We have observed that Klf3^−/− male mice are lean and resistant to diet-induced obesity, yet show no detectable changes in energy metabolism. It is possible that this leanness is initiated during embryonic development or early postnatal life, with loss of KLF3 leading to changes in gene expression that cumulatively result in differences in adiposity that are apparent by weaning. It has previously been shown that programming of adipocyte cell number is set before adulthood with implications for fat mass and obesity later in life (34), and the involvement of KLF3 in developmental programs such as this may help explain the early-onset leanness of Klf3^−/− mice. Given that this Klf3^−/− mouse model is a global knockout, it is quite possible that the complex phenotype of these mice is influenced by the absence of KLF3 in a variety of tissues at different developmental time points.

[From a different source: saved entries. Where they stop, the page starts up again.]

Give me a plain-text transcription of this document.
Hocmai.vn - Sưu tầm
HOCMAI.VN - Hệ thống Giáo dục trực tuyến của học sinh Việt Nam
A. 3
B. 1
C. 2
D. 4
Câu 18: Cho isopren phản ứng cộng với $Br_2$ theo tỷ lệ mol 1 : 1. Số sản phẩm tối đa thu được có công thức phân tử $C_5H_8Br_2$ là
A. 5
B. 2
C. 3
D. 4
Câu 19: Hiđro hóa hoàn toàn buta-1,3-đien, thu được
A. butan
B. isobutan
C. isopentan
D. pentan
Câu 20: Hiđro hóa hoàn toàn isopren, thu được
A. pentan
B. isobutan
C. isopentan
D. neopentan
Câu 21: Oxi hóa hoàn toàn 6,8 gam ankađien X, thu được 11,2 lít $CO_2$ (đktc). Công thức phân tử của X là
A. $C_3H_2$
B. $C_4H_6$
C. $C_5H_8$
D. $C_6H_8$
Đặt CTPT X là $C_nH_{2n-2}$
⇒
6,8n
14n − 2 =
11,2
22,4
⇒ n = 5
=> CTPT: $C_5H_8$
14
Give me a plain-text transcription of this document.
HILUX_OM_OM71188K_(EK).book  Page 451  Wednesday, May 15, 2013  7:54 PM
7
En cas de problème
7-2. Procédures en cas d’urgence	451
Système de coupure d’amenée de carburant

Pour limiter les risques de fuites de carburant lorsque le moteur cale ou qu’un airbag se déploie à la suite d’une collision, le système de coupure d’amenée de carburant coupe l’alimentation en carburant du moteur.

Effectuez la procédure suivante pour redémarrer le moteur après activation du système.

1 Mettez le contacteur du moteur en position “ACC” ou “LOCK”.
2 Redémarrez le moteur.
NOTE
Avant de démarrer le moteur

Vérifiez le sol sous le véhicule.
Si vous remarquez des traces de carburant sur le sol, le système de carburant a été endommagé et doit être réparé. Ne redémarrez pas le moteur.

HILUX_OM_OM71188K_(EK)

In summary, we have identified the transcriptional repressor KLF3 as a regulator of Fam132a, the gene coding for the insulin-sensitizing factor adipolin. We have demonstrated that mice deficient in KLF3 have significantly elevated plasma adipolin levels on both chow and high-fat diets and that this is associated with a lean phenotype and improved glucose tolerance and insulin sensitivity. Future studies aimed at modulating adipolin levels in Klf3^−/− mice will reveal the extent to which the improved metabolic phenotype of these mice is dependent upon the systemic upregulation of plasma adipolin. In conclusion, regulating the activity of KLF3, potentially via targeting of upstream kinases, has the potential to inform future therapeutic strategies in the treatment of obesity and diabetes.